Fiction – paperback; Penguin; 352 pages; 2017.
A toxic relationship between a mother and her teenage daughter is at the heart of Good Me Bad Me, a peculiarly dark psychological suspense cum domestic drama by debut author Ali Land.
As the title suggests, the novel’s narrator treads a fine line between being good and being bad, and part of the fun of reading the book is deciding whether you trust her to tell the truth.
It’s a really fast-paced read, full of twists and turns and little shocks and “a-ha” moments, and perfect fodder if you are looking for something that’s a little bit different to the usual run-of-the-mill thrillers.
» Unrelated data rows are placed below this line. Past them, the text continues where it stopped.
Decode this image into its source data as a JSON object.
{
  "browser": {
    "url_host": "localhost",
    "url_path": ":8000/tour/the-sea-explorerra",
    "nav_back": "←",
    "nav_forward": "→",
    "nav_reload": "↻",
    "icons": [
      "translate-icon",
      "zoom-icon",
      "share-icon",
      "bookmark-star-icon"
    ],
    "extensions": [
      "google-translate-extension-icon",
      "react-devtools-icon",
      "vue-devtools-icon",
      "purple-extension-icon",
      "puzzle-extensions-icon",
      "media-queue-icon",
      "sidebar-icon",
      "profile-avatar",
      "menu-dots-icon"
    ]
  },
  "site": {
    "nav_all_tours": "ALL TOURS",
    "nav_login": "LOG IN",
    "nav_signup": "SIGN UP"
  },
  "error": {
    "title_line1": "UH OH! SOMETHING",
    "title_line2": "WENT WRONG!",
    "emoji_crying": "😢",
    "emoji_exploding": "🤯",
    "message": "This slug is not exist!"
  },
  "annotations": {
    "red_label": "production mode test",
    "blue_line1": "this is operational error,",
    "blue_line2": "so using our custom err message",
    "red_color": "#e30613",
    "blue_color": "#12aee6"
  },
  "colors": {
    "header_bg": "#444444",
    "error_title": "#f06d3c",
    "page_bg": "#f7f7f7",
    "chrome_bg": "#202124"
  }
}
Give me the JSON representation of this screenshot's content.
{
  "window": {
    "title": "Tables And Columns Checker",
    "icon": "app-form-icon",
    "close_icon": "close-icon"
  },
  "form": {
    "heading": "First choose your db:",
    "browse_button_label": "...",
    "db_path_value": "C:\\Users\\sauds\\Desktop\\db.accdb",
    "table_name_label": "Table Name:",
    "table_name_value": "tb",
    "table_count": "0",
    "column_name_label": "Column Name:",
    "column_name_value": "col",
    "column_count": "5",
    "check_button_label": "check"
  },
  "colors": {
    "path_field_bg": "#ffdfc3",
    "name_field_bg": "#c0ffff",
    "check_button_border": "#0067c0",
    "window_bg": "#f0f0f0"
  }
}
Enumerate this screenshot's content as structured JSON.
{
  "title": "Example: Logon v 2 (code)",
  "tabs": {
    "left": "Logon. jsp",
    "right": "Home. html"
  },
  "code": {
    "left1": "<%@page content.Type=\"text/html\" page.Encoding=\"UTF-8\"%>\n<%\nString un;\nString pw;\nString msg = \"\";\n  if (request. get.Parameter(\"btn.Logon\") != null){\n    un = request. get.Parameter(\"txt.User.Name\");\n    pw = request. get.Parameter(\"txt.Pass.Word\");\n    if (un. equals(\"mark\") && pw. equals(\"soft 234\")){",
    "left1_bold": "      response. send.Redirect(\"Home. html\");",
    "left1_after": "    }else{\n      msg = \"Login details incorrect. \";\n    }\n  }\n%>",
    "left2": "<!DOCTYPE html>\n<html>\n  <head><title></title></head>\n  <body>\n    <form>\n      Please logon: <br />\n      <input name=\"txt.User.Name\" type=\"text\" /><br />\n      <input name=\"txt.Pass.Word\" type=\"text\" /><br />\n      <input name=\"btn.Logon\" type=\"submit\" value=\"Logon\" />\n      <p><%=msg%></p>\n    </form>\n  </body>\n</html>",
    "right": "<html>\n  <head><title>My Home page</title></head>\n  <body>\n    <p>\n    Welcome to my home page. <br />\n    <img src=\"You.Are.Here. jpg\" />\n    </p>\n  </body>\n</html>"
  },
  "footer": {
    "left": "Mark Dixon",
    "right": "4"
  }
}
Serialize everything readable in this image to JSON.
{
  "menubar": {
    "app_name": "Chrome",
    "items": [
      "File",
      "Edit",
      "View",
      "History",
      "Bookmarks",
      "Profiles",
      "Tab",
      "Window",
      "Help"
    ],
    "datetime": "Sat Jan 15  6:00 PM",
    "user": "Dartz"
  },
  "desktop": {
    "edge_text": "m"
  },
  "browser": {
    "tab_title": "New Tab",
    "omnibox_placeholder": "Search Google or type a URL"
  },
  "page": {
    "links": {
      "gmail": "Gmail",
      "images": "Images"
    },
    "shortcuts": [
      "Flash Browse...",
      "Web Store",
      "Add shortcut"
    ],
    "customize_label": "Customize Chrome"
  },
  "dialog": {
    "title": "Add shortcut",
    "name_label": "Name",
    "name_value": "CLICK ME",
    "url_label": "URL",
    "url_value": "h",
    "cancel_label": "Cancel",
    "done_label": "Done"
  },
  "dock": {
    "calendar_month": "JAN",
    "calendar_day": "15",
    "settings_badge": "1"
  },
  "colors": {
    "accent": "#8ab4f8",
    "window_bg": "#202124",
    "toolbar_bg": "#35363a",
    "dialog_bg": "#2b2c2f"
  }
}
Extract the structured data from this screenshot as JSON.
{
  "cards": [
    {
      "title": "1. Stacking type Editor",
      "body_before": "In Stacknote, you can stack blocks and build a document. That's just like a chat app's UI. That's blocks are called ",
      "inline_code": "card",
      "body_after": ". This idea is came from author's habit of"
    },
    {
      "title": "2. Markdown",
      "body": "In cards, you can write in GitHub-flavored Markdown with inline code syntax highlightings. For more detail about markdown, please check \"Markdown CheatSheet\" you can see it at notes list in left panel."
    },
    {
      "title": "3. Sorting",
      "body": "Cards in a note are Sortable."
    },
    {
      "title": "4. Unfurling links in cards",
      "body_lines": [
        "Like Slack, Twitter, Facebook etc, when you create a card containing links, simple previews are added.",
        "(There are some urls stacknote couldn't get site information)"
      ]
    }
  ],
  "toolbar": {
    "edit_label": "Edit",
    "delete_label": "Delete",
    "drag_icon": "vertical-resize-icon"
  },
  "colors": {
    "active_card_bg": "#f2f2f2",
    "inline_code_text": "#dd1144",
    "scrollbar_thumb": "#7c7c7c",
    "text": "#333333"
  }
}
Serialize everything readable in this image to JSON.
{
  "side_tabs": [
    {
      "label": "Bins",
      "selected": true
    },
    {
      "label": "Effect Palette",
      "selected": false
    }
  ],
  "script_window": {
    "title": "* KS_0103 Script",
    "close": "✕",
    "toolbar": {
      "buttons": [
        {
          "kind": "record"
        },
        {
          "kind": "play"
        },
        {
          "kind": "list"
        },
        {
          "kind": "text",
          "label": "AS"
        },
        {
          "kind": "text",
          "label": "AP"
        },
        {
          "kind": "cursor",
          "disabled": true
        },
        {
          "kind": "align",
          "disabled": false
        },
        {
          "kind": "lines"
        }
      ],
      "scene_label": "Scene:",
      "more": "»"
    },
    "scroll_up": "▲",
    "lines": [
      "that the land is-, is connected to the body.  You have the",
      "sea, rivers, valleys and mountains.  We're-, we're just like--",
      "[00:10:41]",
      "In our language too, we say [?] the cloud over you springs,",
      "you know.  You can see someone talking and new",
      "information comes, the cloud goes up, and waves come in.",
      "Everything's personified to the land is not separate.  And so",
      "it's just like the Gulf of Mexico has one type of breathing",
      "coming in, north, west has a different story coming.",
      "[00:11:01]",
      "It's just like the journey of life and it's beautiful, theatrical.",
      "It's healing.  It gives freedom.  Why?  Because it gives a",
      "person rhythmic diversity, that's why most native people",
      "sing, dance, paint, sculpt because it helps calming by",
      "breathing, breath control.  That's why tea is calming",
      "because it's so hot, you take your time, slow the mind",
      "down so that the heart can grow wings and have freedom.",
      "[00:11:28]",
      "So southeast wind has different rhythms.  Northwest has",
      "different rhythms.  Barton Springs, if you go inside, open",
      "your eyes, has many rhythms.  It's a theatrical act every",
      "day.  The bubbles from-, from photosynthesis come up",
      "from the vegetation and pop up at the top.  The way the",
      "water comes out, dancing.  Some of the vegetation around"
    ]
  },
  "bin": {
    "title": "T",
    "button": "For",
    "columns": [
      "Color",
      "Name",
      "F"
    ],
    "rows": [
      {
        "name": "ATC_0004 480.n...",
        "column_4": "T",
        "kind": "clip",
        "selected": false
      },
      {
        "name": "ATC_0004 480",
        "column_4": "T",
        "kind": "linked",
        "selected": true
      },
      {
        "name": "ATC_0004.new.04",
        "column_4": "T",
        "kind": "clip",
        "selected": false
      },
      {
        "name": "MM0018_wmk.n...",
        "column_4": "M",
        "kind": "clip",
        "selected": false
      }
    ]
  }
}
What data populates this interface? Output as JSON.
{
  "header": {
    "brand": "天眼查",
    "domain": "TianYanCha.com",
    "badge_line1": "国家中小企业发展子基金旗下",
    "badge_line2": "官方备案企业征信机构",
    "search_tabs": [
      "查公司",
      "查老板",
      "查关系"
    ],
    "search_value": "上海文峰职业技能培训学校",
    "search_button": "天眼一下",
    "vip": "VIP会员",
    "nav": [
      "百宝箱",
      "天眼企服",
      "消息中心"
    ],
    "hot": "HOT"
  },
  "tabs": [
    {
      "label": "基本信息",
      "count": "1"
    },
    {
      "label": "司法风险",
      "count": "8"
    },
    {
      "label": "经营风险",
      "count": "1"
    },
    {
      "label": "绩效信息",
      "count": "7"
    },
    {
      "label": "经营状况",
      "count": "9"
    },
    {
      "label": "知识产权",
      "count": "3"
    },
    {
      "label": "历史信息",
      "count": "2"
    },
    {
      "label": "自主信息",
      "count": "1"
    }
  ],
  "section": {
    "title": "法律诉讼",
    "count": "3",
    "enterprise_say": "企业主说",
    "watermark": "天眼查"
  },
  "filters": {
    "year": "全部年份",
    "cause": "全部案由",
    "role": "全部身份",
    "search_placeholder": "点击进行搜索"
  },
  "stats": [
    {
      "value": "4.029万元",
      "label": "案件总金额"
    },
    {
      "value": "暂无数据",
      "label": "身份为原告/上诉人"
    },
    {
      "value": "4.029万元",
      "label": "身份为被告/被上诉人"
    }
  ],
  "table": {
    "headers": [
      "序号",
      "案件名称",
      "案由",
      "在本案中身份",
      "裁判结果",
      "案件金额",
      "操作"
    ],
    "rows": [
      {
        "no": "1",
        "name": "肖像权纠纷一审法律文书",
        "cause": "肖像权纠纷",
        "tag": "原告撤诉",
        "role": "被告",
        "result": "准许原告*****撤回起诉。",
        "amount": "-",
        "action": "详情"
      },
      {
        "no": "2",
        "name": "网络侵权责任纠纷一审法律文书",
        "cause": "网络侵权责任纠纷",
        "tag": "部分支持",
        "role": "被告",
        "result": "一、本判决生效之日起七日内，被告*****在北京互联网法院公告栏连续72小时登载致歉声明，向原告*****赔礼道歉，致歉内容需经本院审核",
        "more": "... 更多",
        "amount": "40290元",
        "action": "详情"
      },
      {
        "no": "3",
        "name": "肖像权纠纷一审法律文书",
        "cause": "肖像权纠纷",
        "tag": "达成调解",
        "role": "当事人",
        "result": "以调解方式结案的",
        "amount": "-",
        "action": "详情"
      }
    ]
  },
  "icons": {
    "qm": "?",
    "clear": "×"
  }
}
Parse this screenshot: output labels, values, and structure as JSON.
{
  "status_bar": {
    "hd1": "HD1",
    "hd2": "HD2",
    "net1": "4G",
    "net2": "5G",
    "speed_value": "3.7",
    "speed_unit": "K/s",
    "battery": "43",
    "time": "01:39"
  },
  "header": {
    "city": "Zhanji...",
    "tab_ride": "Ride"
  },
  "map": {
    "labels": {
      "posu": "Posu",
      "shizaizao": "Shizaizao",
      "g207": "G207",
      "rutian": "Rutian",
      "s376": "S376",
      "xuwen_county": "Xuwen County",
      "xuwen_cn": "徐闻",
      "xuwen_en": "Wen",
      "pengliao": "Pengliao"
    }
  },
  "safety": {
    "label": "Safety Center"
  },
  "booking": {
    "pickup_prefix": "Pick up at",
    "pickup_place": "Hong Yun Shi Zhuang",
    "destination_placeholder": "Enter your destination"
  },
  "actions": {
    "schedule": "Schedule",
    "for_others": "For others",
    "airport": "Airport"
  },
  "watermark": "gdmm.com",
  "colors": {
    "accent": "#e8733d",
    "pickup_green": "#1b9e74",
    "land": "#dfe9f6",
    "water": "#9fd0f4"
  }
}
I don’t wish to damn it with faint praise, but it feels like a sophisticated young adult novel (most of it is set in a secondary school and many of the characters are teenagers).
It’s not terribly believable (or authentic) on various different levels, but it does take you on a terrific ride.
Witness for the prosecution
Briefly, the story goes something like this. Annie’s mother has been doing bad things to young children, murdering them and then hiding the bodies in her house in rural Devon. Annie, who has had enough of her mother being a serial killer, goes to the police.
She turns witness for the prosecution and is given a new name — Milly Barnes — and is packed off to London to live with a foster family until her mother’s court case comes to trial.
But this new life isn’t easy. The only person who knows of her troubled past is her foster father, Mike, the psychologist who is helping her prepare for her time on the witness stand. While Mike and his wife, Saskia — a frail, fragile type with problems of her own — are kind and gentle with Milly, their teenage daughter Phoebe is so insecure and jealous that she takes an instant dislike to her new foster sister and begins bullying her at school.
The book basically charts Milly’s new life in this unconventional middle-class family as she tries to find her feet and prepare for the murder trial ahead. But between the merciless bullying at school, the need to keep her real identity secret and the pull of her jailed mother’s mental hold over her, it seems unlikely that Milly’s going to be given the fresh start she deserves.
Compelling and suspenseful tale
Is this book preposterous? Yes.
Is it full of truly unrealistic, incredulous elements (when, for instance, would a foster father ever be allowed to be his foster child’s approved therapist)? Yes.
Is it predictable? Yes.
But it’s also compelling, gripping and unputdownable, helped, I suspect, by the staccato rhythm of the short sentences and the author keeping back information so that you keep turning the pages in a bid to find out the next surprise. It’s brimful of suspense, and Milly’s voice — immediate, intimate and troubled — gives the story a bewitching edge.
Would I read it again? No.
Would I recommend it to someone looking for a palate cleanser after reading a steady diet of literary fiction? Yes.
Good Me Bad Me was a Richard & Judy Book Club pick last year, a Sunday Times bestseller and one of The Telegraph’s crime books of the year.